Dr A. Vishwanath, D. Swathi, Y. Srikanya, K. J. Basha, B. Ramanjaneyulu
{"title":"Image-Based Plant Disease Detection by Comparing Deep Learning and Machine Learning Algorithms","authors":"Dr A. Vishwanath, D. Swathi, Y. Srikanya, K. J. Basha, B. Ramanjaneyulu","doi":"10.35338/ejasr.2022.4803","DOIUrl":null,"url":null,"abstract":"Plant diseases area unit the most issue two-faced in agriculture. As population can increase, the assembly of plants in addition can increase and due to plant diseases it's going to have a control on the assembly of food.The traditional methodology used for illness detection is knowledgeable visual observation. but it's very sophisticated to go look out the illness manually as a result of the time interval and knowledge of the plant's diseases. So, it had been necessary to develop a system that detected the illness in less time and value effective manner.We discuss the employment of machine learning and deep learning to sight diseases in plants automatically.Using a public dataset of fifty four,306 photos of pathological and healthy plant leaves collected below controlled conditions, we have a tendency to tend to coach a deep convolutional neural network to identify fourteen crop species and twenty six diseases (or absence thereof). The trained model achieves academic degree accuracy of 9ty nine.35% on a held-out take a glance at set, demonstrating the practicability of this approach. Overall, the approach of coaching job deep learning models on additional and additional large and publicly out there image datasets presents a clear path toward smartphone-assisted illness identification on a huge world scale.","PeriodicalId":112326,"journal":{"name":"Emperor Journal of Applied Scientific Research","volume":"40 1","pages":"0"},"PeriodicalIF":0.0000,"publicationDate":"1900-01-01","publicationTypes":"Journal Article","fieldsOfStudy":null,"isOpenAccess":false,"openAccessPdf":"","citationCount":"0","resultStr":null,"platform":"Semanticscholar","paperid":null,"PeriodicalName":"Emperor Journal of Applied Scientific Research","FirstCategoryId":"1085","ListUrlMain":"https://doi.org/10.35338/ejasr.2022.4803","RegionNum":0,"RegionCategory":null,"ArticlePicture":[],"TitleCN":null,"AbstractTextCN":null,"PMCID":null,"EPubDate":"","PubModel":"","JCR":"","JCRName":"","Score":null,"Total":0}
引用次数: 0
Abstract
Plant diseases area unit the most issue two-faced in agriculture.

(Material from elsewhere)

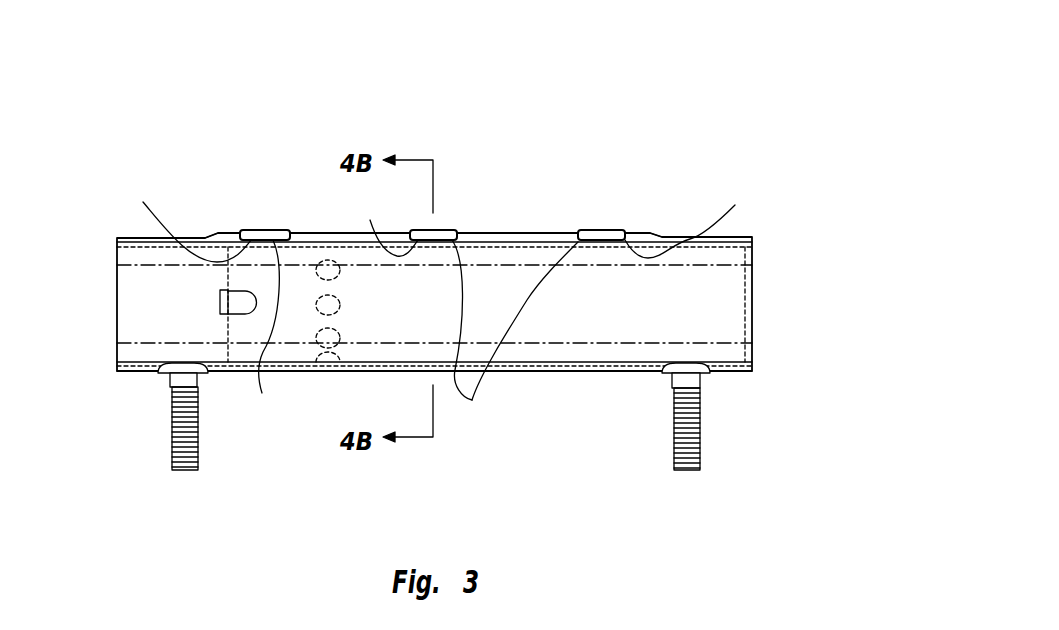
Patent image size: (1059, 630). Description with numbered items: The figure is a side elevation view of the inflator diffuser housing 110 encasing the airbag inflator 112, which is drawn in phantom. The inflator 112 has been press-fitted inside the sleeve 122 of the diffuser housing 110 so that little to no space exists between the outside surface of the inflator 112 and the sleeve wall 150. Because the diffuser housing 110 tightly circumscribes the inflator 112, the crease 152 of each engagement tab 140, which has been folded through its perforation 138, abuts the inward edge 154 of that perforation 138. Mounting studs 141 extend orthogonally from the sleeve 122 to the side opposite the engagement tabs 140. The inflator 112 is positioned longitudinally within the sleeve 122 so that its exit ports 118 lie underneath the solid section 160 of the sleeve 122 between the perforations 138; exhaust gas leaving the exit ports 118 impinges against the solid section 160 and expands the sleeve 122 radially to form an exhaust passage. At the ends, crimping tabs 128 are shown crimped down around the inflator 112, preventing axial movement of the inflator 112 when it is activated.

As population can increase, the assembly of plants in addition can increase and due to plant diseases it's going to have a control on the assembly of food.The traditional methodology used for illness detection is knowledgeable visual observation. but it's very sophisticated to go look out the illness manually as a result of the time interval and knowledge of the plant's diseases. So, it had been necessary to develop a system that detected the illness in less time and value effective manner.We discuss the employment of machine learning and deep learning to sight diseases in plants automatically.Using a public dataset of fifty four,306 photos of pathological and healthy plant leaves collected below controlled conditions, we have a tendency to tend to coach a deep convolutional neural network to identify fourteen crop species and twenty six diseases (or absence thereof). The trained model achieves academic degree accuracy of 9ty nine.35% on a held-out take a glance at set, demonstrating the practicability of this approach. Overall, the approach of coaching job deep learning models on additional and additional large and publicly out there image datasets presents a clear path toward smartphone-assisted illness identification on a huge world scale.